MITRE ATT&CK Framework
This is a globally recognized knowledge base of adversary TTPs. Mapping collected data to ATT&CK provides a common lexicon to describe adversary behavior and, critically, allows an organization to perform a gap analysis of its defensive visibility, providing a data-backed case for new collection investments.
Part VII & VIII: Operationalizing & Strategic Recommendations
A modern CTI architecture is an ecosystem of integrated platforms designed for automation and data quality assurance.
Architectural Blueprint
- Collection Layer: All internal and external sources.
- Aggregation/Storage: Data Lakes for raw storage and SIEMs for real-time analysis.
- Intelligence Management: A Threat Intelligence Platform (TIP) to process, enrich, and analyze data.
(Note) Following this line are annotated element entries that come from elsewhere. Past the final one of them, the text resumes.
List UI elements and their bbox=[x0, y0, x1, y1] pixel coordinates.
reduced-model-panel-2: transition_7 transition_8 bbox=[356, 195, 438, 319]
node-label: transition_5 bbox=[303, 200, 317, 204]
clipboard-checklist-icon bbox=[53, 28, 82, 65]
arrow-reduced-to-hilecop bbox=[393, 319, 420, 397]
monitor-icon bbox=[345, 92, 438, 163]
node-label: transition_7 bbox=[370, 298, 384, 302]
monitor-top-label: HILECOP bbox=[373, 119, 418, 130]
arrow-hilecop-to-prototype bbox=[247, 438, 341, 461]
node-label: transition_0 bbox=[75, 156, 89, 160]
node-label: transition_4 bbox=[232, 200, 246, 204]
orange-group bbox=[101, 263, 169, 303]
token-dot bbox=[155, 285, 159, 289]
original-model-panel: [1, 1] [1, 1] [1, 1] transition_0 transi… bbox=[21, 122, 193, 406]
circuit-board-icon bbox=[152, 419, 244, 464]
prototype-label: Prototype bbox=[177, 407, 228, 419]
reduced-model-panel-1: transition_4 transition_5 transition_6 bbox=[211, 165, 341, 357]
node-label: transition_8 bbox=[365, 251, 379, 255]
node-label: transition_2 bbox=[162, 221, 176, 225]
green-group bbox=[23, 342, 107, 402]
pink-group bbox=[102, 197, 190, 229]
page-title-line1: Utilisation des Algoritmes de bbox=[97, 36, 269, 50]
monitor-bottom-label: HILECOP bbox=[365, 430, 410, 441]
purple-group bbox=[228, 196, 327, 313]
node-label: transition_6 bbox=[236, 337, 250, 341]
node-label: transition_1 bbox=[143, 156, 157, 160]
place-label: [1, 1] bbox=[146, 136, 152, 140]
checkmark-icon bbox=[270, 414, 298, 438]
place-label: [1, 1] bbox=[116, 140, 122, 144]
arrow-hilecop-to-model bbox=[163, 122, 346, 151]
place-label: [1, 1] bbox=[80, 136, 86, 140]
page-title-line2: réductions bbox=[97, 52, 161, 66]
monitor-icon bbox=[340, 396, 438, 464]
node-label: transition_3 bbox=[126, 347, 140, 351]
- Action/Orchestration: A SOAR platform to automate response actions based on intelligence.
Strategic Recommendations
- Measure ROI Quantitatively: Use a Cost Avoidance model to justify CTI investments. Track defender-based metrics like Mean Time to Detect (MTTD) and ATT&CK coverage percentage to demonstrate value.
- Future-Proof Collection: Build an agile architecture to adapt to emerging trends like AI-driven analysis, Extended Threat Intelligence (XTI) for OT/IoT, and threats targeting cloud-native infrastructure.